As recentes investigações de corrupção, que expuseram a elite governante podre do país, acendeu a indignação dos brasileiros. Se o mandato de Dilma for interrompido, os brasileiros devem ser autorizados a eleger um novo líder prontamente. Uma nova eleição poderia ser realizada em breve, se um tribunal eleitoral, que vem investigando as acusações de que o dinheiro do escândalo Petrobras financiou a campanha de Dilma em 2014, invalidar sua vitória nas urnas.
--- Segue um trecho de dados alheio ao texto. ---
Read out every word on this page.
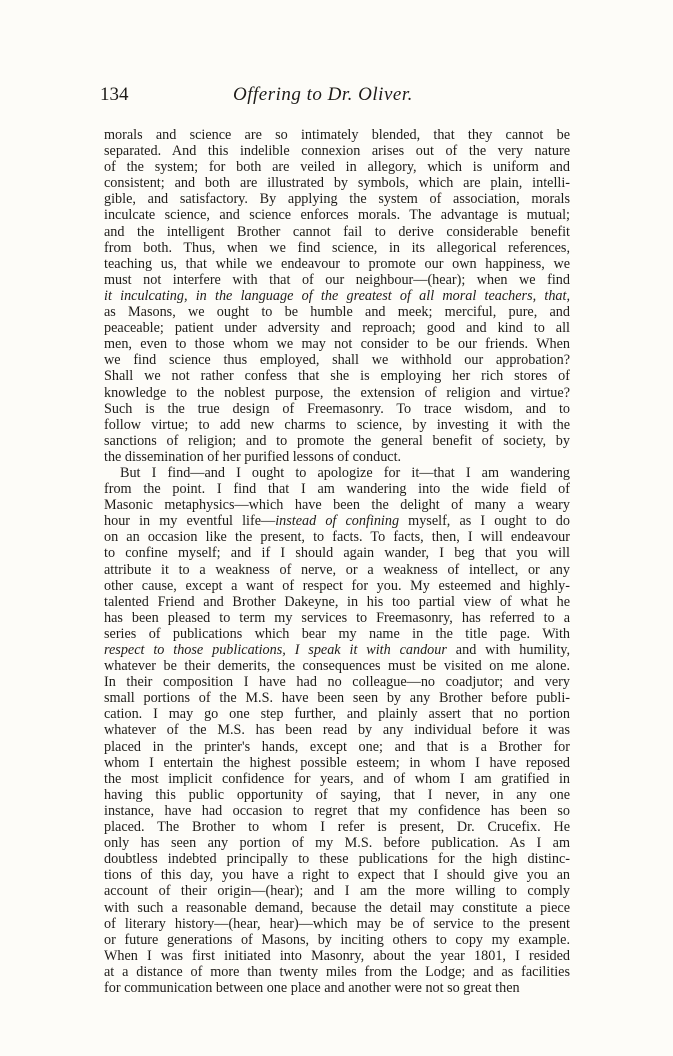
134	Offering to Dr. Oliver.
morals and science are so intimately blended, that they cannot be
separated. And this indelible connexion arises out of the very nature
of the system; for both are veiled in allegory, which is uniform and
consistent; and both are illustrated by symbols, which are plain, intelli-
gible, and satisfactory. By applying the system of association, morals
inculcate science, and science enforces morals. The advantage is mutual;
and the intelligent Brother cannot fail to derive considerable benefit
from both. Thus, when we find science, in its allegorical references,
teaching us, that while we endeavour to promote our own happiness, we
must not interfere with that of our neighbour—(hear); when we find
it inculcating, in the language of the greatest of all moral teachers, that,
as Masons, we ought to be humble and meek; merciful, pure, and
peaceable; patient under adversity and reproach; good and kind to all
men, even to those whom we may not consider to be our friends. When
we find science thus employed, shall we withhold our approbation?
Shall we not rather confess that she is employing her rich stores of
knowledge to the noblest purpose, the extension of religion and virtue?
Such is the true design of Freemasonry. To trace wisdom, and to
follow virtue; to add new charms to science, by investing it with the
sanctions of religion; and to promote the general benefit of society, by
the dissemination of her purified lessons of conduct.
But I find—and I ought to apologize for it—that I am wandering
from the point. I find that I am wandering into the wide field of
Masonic metaphysics—which have been the delight of many a weary
hour in my eventful life—instead of confining myself, as I ought to do
on an occasion like the present, to facts. To facts, then, I will endeavour
to confine myself; and if I should again wander, I beg that you will
attribute it to a weakness of nerve, or a weakness of intellect, or any
other cause, except a want of respect for you. My esteemed and highly-
talented Friend and Brother Dakeyne, in his too partial view of what he
has been pleased to term my services to Freemasonry, has referred to a
series of publications which bear my name in the title page. With
respect to those publications, I speak it with candour and with humility,
whatever be their demerits, the consequences must be visited on me alone.
In their composition I have had no colleague—no coadjutor; and very
small portions of the M.S. have been seen by any Brother before publi-
cation. I may go one step further, and plainly assert that no portion
whatever of the M.S. has been read by any individual before it was
placed in the printer's hands, except one; and that is a Brother for
whom I entertain the highest possible esteem; in whom I have reposed
the most implicit confidence for years, and of whom I am gratified in
having this public opportunity of saying, that I never, in any one
instance, have had occasion to regret that my confidence has been so
placed. The Brother to whom I refer is present, Dr. Crucefix. He
only has seen any portion of my M.S. before publication. As I am
doubtless indebted principally to these publications for the high distinc-
tions of this day, you have a right to expect that I should give you an
account of their origin—(hear); and I am the more willing to comply
with such a reasonable demand, because the detail may constitute a piece
of literary history—(hear, hear)—which may be of service to the present
or future generations of Masons, by inciting others to copy my example.
When I was first initiated into Masonry, about the year 1801, I resided
at a distance of more than twenty miles from the Lodge; and as facilities
for communication between one place and another were not so great then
Outra alternativa seria o Congresso aprovar a chamada de uma eleição antecipada.

Ainda que Dilma não tenha conseguido conduzir o país de forma eficaz, os senadores que hoje saboreiam a sua saída devem se lembrar de que a presidente foi eleita duas vezes pelo povo. O Partido dos Trabalhadores ainda tem apoio considerável, particularmente entre as milhões de pessoas que foram puxadas para fora da pobreza ao longo das últimas duas décadas.

A confiança em Dilma e no seu partido pode ter caído consideravelmente nos últimos meses. Mas Dilma está a pagar um preço desproporcionalmente grande por irregularidades administrativas enquanto vários de seus detratores mais ardentes são acusados de crimes mais escandalosos. Eles podem se dar conta em breve que grande parte da ira da população focada na presidente será redirecionada a eles”.